Wreck in Snow Bank, Boiler Explosion, Engine No. 70Courtesy of De Forest Douglas Diver Railroad Photographs, ca. 1870-1948/Cornell University Library


Some of these images are quite aesthetically pleasing, despite their subject matter. The wreck of N.Y.O. & W. Engine 140, in particular, is framed as a near-perfect pyramid, with six onlookers (including one babe in arms) decorating the pile of broken steel. Other images show the crews of laborers it took to get the rubble off the track after the violence of a crash.

Little information is available about these wrecks beyond their dates. Historian Richard Selcer writes that although 19th-century railroad accidents were distressingly common, it’s hard to arrive at an official tally, because record-keeping was informal: “Companies were not even required to report all collisions and derailments until 1901, when the Interstate Commerce Commission assumed control over railroad safety standards.”

Two of the photos show an 1870 wreck that sent a train into the water along with part of the bridge it was traversing.
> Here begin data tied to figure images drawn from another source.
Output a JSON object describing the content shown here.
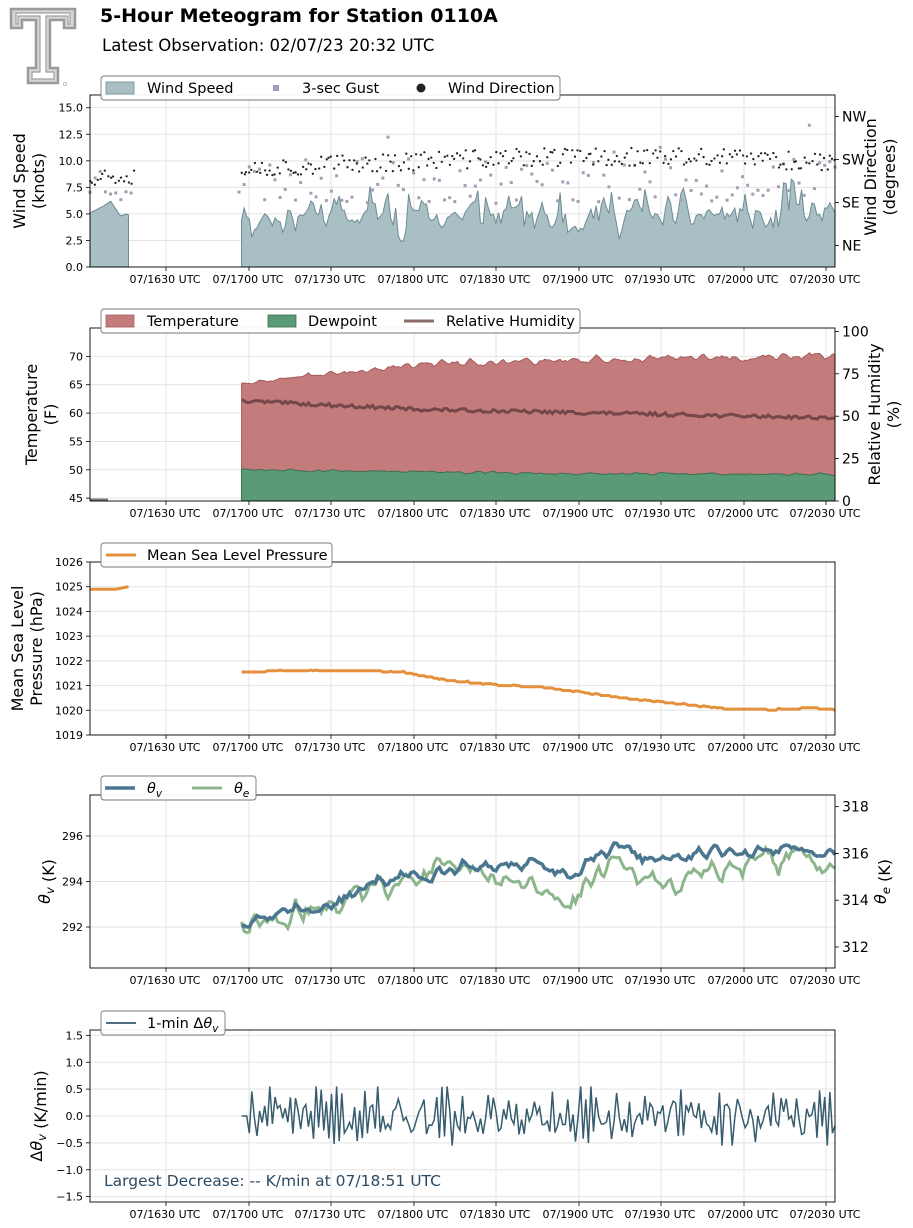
{
  "header": {
    "title": "5-Hour Meteogram for Station 0110A",
    "subtitle": "Latest Observation: 02/07/23 20:32 UTC"
  },
  "colors": {
    "wind_fill": "#a8bfc4",
    "wind_line": "#6d8c93",
    "gust": "#a79cb5",
    "direction": "#222222",
    "temperature": "#c47b7b",
    "temperature_line": "#a65a5a",
    "dewpoint": "#5a9a76",
    "dewpoint_line": "#3d6e52",
    "rh": "#744848",
    "pressure": "#e5903c",
    "theta_v": "#4a7690",
    "theta_e": "#8cb58c",
    "dtheta": "#365c6e",
    "grid": "#e3e3e3"
  },
  "time_ticks": [
    "07/1630 UTC",
    "07/1700 UTC",
    "07/1730 UTC",
    "07/1800 UTC",
    "07/1830 UTC",
    "07/1900 UTC",
    "07/1930 UTC",
    "07/2000 UTC",
    "07/2030 UTC"
  ],
  "chart_data": [
    {
      "id": "wind",
      "type": "area",
      "ylabel": "Wind Speed\n(knots)",
      "y2label": "Wind Direction\n(degrees)",
      "ylim": [
        0,
        16.2
      ],
      "yticks": [
        "0.0",
        "2.5",
        "5.0",
        "7.5",
        "10.0",
        "12.5",
        "15.0"
      ],
      "ytick_values": [
        0,
        2.5,
        5,
        7.5,
        10,
        12.5,
        15
      ],
      "y2ticks": [
        "NE",
        "SE",
        "SW",
        "NW"
      ],
      "y2tick_values": [
        45,
        135,
        225,
        315
      ],
      "y2lim": [
        0,
        360
      ],
      "legend": {
        "placement": "top-left",
        "entries": [
          "Wind Speed",
          "3-sec Gust",
          "Wind Direction"
        ]
      },
      "series": [
        {
          "name": "Wind Speed",
          "gen": {
            "kind": "wind",
            "base": 4.8,
            "amp": 1.6,
            "seed": 11
          }
        },
        {
          "name": "3-sec Gust",
          "gen": {
            "kind": "gust",
            "base": 8.2,
            "amp": 1.8,
            "seed": 23
          }
        },
        {
          "name": "Wind Direction",
          "gen": {
            "kind": "dir",
            "base": 215,
            "trend": 20,
            "amp": 18,
            "seed": 37
          }
        }
      ]
    },
    {
      "id": "temp",
      "type": "area",
      "ylabel": "Temperature\n(F)",
      "y2label": "Relative Humidity\n(%)",
      "ylim": [
        44.5,
        75
      ],
      "yticks": [
        "45",
        "50",
        "55",
        "60",
        "65",
        "70"
      ],
      "ytick_values": [
        45,
        50,
        55,
        60,
        65,
        70
      ],
      "y2ticks": [
        "0",
        "25",
        "50",
        "75",
        "100"
      ],
      "y2tick_values": [
        0,
        25,
        50,
        75,
        100
      ],
      "y2lim": [
        0,
        102
      ],
      "legend": {
        "placement": "top-left",
        "entries": [
          "Temperature",
          "Dewpoint",
          "Relative Humidity"
        ]
      },
      "series": [
        {
          "name": "Temperature",
          "start": 65.2,
          "end": 70.0,
          "gen": {
            "kind": "temp",
            "amp": 0.6,
            "seed": 5
          }
        },
        {
          "name": "Dewpoint",
          "start": 50.0,
          "end": 49.3,
          "gen": {
            "kind": "dew",
            "amp": 0.2,
            "seed": 9
          }
        },
        {
          "name": "Relative Humidity",
          "start": 59,
          "end": 48,
          "gen": {
            "kind": "rh",
            "amp": 0.6,
            "seed": 13
          }
        }
      ]
    },
    {
      "id": "pressure",
      "type": "line",
      "ylabel": "Mean Sea Level\nPressure (hPa)",
      "ylim": [
        1019,
        1026
      ],
      "yticks": [
        "1019",
        "1020",
        "1021",
        "1022",
        "1023",
        "1024",
        "1025",
        "1026"
      ],
      "ytick_values": [
        1019,
        1020,
        1021,
        1022,
        1023,
        1024,
        1025,
        1026
      ],
      "legend": {
        "placement": "top-left",
        "entries": [
          "Mean Sea Level Pressure"
        ]
      },
      "series": [
        {
          "name": "Mean Sea Level Pressure",
          "early": [
            1024.9,
            1024.9,
            1024.9,
            1025.0
          ],
          "anchors": [
            [
              0,
              1021.55
            ],
            [
              0.08,
              1021.6
            ],
            [
              0.17,
              1021.62
            ],
            [
              0.27,
              1021.55
            ],
            [
              0.35,
              1021.2
            ],
            [
              0.44,
              1021.0
            ],
            [
              0.5,
              1020.95
            ],
            [
              0.58,
              1020.7
            ],
            [
              0.66,
              1020.45
            ],
            [
              0.74,
              1020.25
            ],
            [
              0.82,
              1020.05
            ],
            [
              0.9,
              1020.02
            ],
            [
              0.96,
              1020.1
            ],
            [
              1.0,
              1020.02
            ]
          ]
        }
      ]
    },
    {
      "id": "theta",
      "type": "line",
      "ylabel": "θ_v (K)",
      "y2label": "θ_e (K)",
      "ylim": [
        290.2,
        297.8
      ],
      "yticks": [
        "292",
        "294",
        "296"
      ],
      "ytick_values": [
        292,
        294,
        296
      ],
      "y2ticks": [
        "312",
        "314",
        "316",
        "318"
      ],
      "y2tick_values": [
        312,
        314,
        316,
        318
      ],
      "y2lim": [
        311.1,
        318.5
      ],
      "legend": {
        "placement": "top-left",
        "entries": [
          "θ_v",
          "θ_e"
        ]
      },
      "series": [
        {
          "name": "θ_v",
          "anchors": [
            [
              0,
              292.2
            ],
            [
              0.08,
              292.6
            ],
            [
              0.17,
              293.2
            ],
            [
              0.23,
              294.0
            ],
            [
              0.3,
              294.3
            ],
            [
              0.38,
              294.6
            ],
            [
              0.48,
              294.9
            ],
            [
              0.55,
              294.3
            ],
            [
              0.63,
              295.4
            ],
            [
              0.7,
              294.9
            ],
            [
              0.8,
              295.3
            ],
            [
              0.9,
              295.4
            ],
            [
              1.0,
              295.2
            ]
          ],
          "amp": 0.25,
          "seed": 17
        },
        {
          "name": "θ_e",
          "anchors": [
            [
              0,
              312.9
            ],
            [
              0.08,
              313.2
            ],
            [
              0.17,
              313.9
            ],
            [
              0.23,
              314.8
            ],
            [
              0.3,
              315.1
            ],
            [
              0.38,
              315.2
            ],
            [
              0.48,
              314.6
            ],
            [
              0.55,
              314.0
            ],
            [
              0.63,
              315.7
            ],
            [
              0.7,
              314.5
            ],
            [
              0.8,
              315.2
            ],
            [
              0.9,
              315.8
            ],
            [
              1.0,
              315.6
            ]
          ],
          "amp": 0.45,
          "seed": 29
        }
      ]
    },
    {
      "id": "dtheta",
      "type": "line",
      "ylabel": "Δθ_v (K/min)",
      "ylim": [
        -1.6,
        1.6
      ],
      "yticks": [
        "−1.5",
        "−1.0",
        "−0.5",
        "0.0",
        "0.5",
        "1.0",
        "1.5"
      ],
      "ytick_values": [
        -1.5,
        -1.0,
        -0.5,
        0,
        0.5,
        1.0,
        1.5
      ],
      "legend": {
        "placement": "top-left",
        "entries": [
          "1-min Δθ_v"
        ]
      },
      "annotation": "Largest Decrease: -- K/min at 07/18:51 UTC",
      "series": [
        {
          "name": "1-min Δθ_v",
          "gen": {
            "kind": "noise",
            "amp": 0.28,
            "seed": 41
          }
        }
      ]
    }
  ]
}
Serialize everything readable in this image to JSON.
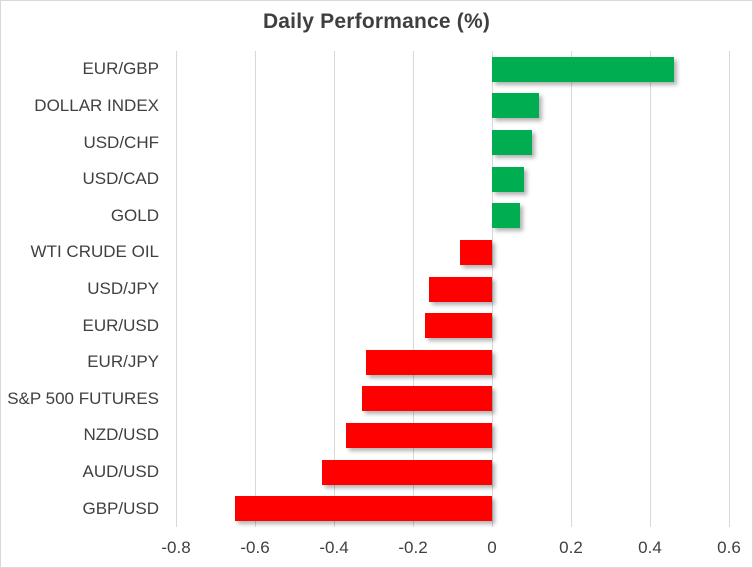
{
  "chart_data": {
    "type": "bar",
    "orientation": "horizontal",
    "title": "Daily Performance (%)",
    "categories": [
      "EUR/GBP",
      "DOLLAR INDEX",
      "USD/CHF",
      "USD/CAD",
      "GOLD",
      "WTI CRUDE OIL",
      "USD/JPY",
      "EUR/USD",
      "EUR/JPY",
      "S&P 500 FUTURES",
      "NZD/USD",
      "AUD/USD",
      "GBP/USD"
    ],
    "values": [
      0.46,
      0.12,
      0.1,
      0.08,
      0.07,
      -0.08,
      -0.16,
      -0.17,
      -0.32,
      -0.33,
      -0.37,
      -0.43,
      -0.65
    ],
    "xlim": [
      -0.8,
      0.6
    ],
    "xticks": [
      -0.8,
      -0.6,
      -0.4,
      -0.2,
      0,
      0.2,
      0.4,
      0.6
    ],
    "xtick_labels": [
      "-0.8",
      "-0.6",
      "-0.4",
      "-0.2",
      "0",
      "0.2",
      "0.4",
      "0.6"
    ],
    "grid": "vertical",
    "legend": "none",
    "positive_color": "#00AD50",
    "negative_color": "#FF0000",
    "gridline_color": "#D9D9D9",
    "text_color": "#404040",
    "title_color": "#3F3F3F",
    "border_color": "#D9D9D9"
  }
}
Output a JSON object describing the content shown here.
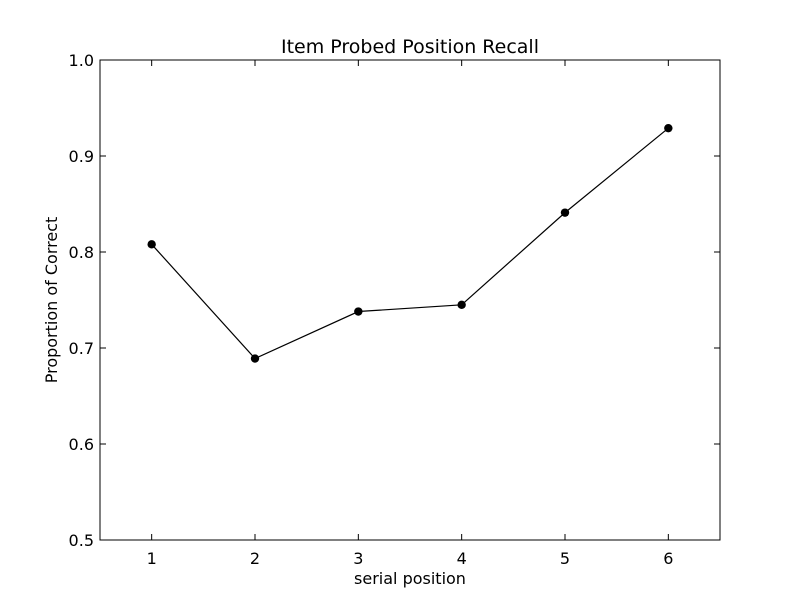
{
  "chart_data": {
    "type": "line",
    "title": "Item Probed Position Recall",
    "xlabel": "serial position",
    "ylabel": "Proportion of Correct",
    "x": [
      1,
      2,
      3,
      4,
      5,
      6
    ],
    "series": [
      {
        "values": [
          0.808,
          0.689,
          0.738,
          0.745,
          0.841,
          0.929
        ],
        "color": "#000000",
        "marker": "circle"
      }
    ],
    "xlim": [
      0.5,
      6.5
    ],
    "ylim": [
      0.5,
      1.0
    ],
    "xticks": [
      1,
      2,
      3,
      4,
      5,
      6
    ],
    "xtick_labels": [
      "1",
      "2",
      "3",
      "4",
      "5",
      "6"
    ],
    "yticks": [
      0.5,
      0.6,
      0.7,
      0.8,
      0.9,
      1.0
    ],
    "ytick_labels": [
      "0.5",
      "0.6",
      "0.7",
      "0.8",
      "0.9",
      "1.0"
    ],
    "grid": false,
    "legend": "none"
  }
}
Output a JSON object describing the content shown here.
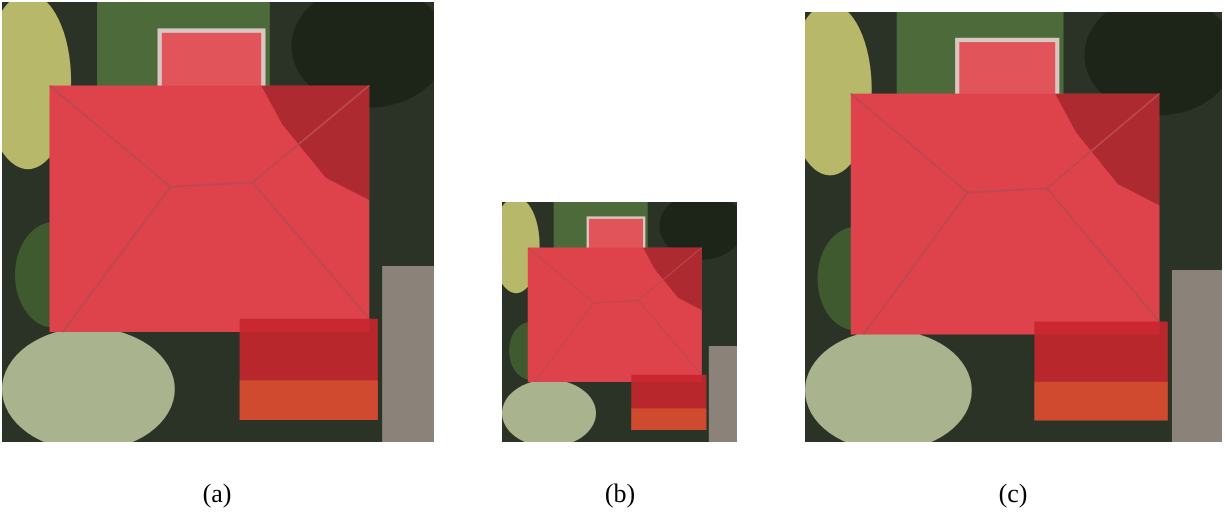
{
  "panels": [
    {
      "label": "(a)"
    },
    {
      "label": "(b)"
    },
    {
      "label": "(c)"
    }
  ]
}
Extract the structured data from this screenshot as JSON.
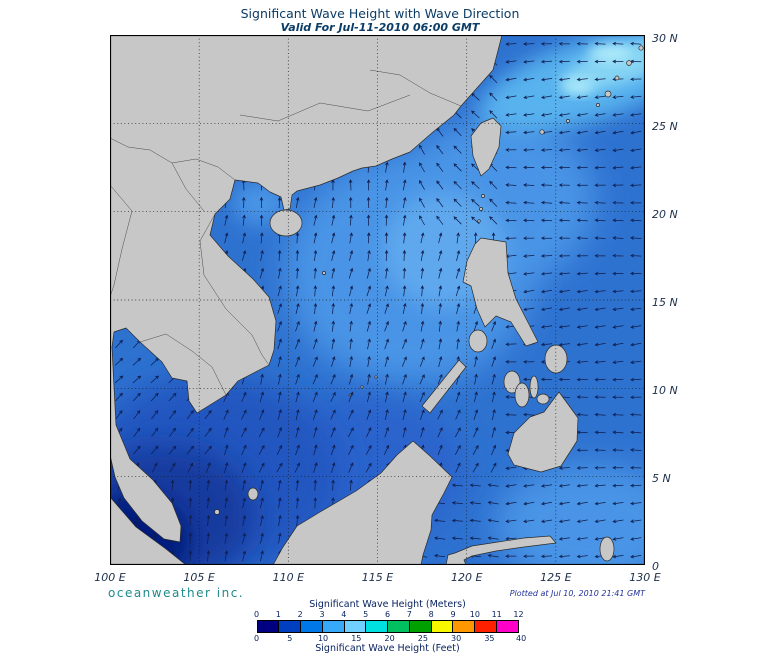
{
  "header": {
    "title": "Significant Wave Height with Wave Direction",
    "subtitle": "Valid For Jul-11-2010 06:00 GMT"
  },
  "map": {
    "lat_labels": [
      "30 N",
      "25 N",
      "20 N",
      "15 N",
      "10 N",
      "5 N",
      "0"
    ],
    "lon_labels": [
      "100 E",
      "105 E",
      "110 E",
      "115 E",
      "120 E",
      "125 E",
      "130 E"
    ]
  },
  "footer": {
    "branding": "oceanweather inc.",
    "plotted": "Plotted at Jul 10, 2010 21:41 GMT"
  },
  "legend": {
    "meters_title": "Significant Wave Height (Meters)",
    "feet_title": "Significant Wave Height (Feet)",
    "meters_ticks": [
      "0",
      "1",
      "2",
      "3",
      "4",
      "5",
      "6",
      "7",
      "8",
      "9",
      "10",
      "11",
      "12"
    ],
    "feet_ticks": [
      "0",
      "5",
      "10",
      "15",
      "20",
      "25",
      "30",
      "35",
      "40"
    ],
    "colors": [
      "#000080",
      "#0040c0",
      "#0078e8",
      "#38a8f8",
      "#70d0ff",
      "#00e0e0",
      "#00c060",
      "#00a000",
      "#f8f800",
      "#ff9800",
      "#ff2000",
      "#ff00c8"
    ]
  },
  "palette": {
    "land": "#c7c7c7",
    "ocean_base": "#2e72d0"
  }
}
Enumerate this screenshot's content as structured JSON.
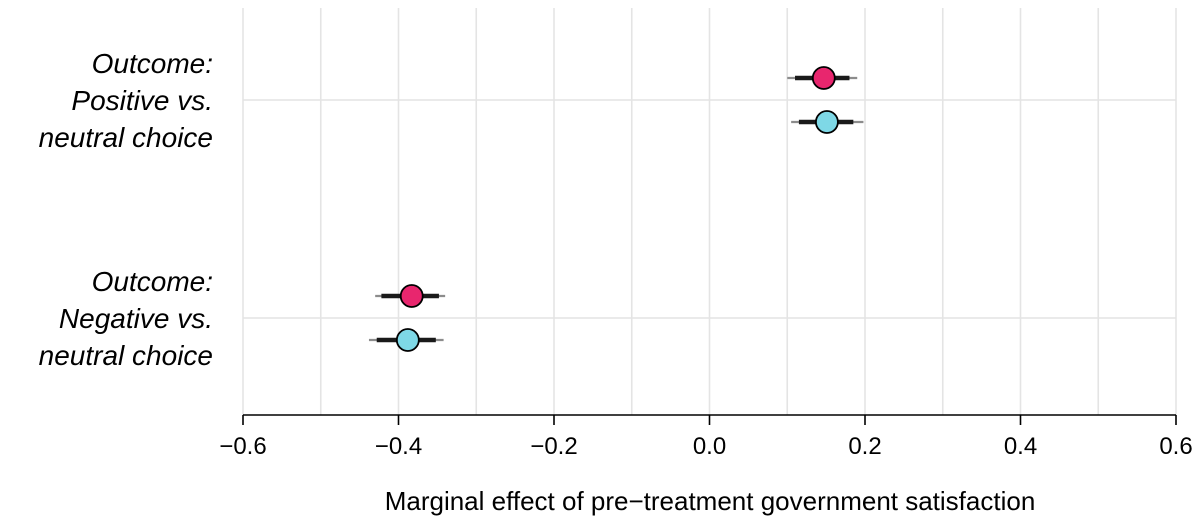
{
  "chart_data": {
    "type": "scatter",
    "title": "",
    "xlabel": "Marginal effect of pre−treatment government satisfaction",
    "ylabel": "",
    "xlim": [
      -0.6,
      0.6
    ],
    "x_ticks": [
      -0.6,
      -0.4,
      -0.2,
      0.0,
      0.2,
      0.4,
      0.6
    ],
    "x_tick_labels": [
      "−0.6",
      "−0.4",
      "−0.2",
      "0.0",
      "0.2",
      "0.4",
      "0.6"
    ],
    "x_minor_grid": [
      -0.5,
      -0.3,
      -0.1,
      0.1,
      0.3,
      0.5
    ],
    "grid": true,
    "legend": "none",
    "categories": [
      {
        "lines": [
          "Outcome:",
          "Positive vs.",
          "neutral choice"
        ],
        "points": [
          {
            "series": 0,
            "estimate": 0.147,
            "ci90": [
              0.11,
              0.18
            ],
            "ci95": [
              0.1,
              0.19
            ]
          },
          {
            "series": 1,
            "estimate": 0.151,
            "ci90": [
              0.115,
              0.185
            ],
            "ci95": [
              0.105,
              0.198
            ]
          }
        ]
      },
      {
        "lines": [
          "Outcome:",
          "Negative vs.",
          "neutral choice"
        ],
        "points": [
          {
            "series": 0,
            "estimate": -0.383,
            "ci90": [
              -0.422,
              -0.348
            ],
            "ci95": [
              -0.43,
              -0.34
            ]
          },
          {
            "series": 1,
            "estimate": -0.388,
            "ci90": [
              -0.428,
              -0.352
            ],
            "ci95": [
              -0.438,
              -0.342
            ]
          }
        ]
      }
    ],
    "series": [
      {
        "color": "#e8266e"
      },
      {
        "color": "#7ed8e6"
      }
    ]
  }
}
Users on Cornell’s Flickr site propose that this might be the wreck at the hamlet of Fish’s Eddy, on the Delaware River (part of the town of Hancock, N.Y.).

Contemporary newspaper coverage of this accident reported a derailment caused by a 4-foot broken rail. The caboose struck the rail, and went “bumping along the ties” until its weight dragged the next car off the track:

Striking the bridge, [the car] knocked the span off the abutment and, with a tremendous crash, precipitated two cars and one span of the bridge about 150 feet in length, into the river, and threw the caboose to one side of the abutment from which it jumped, a distance of 40 feet into the river bed, landing bottom side up and immediately taking fire.

Four workers who were trapped in the caboose died. The wreck, the newspaper reporter added, “will cost the company about $25,000.”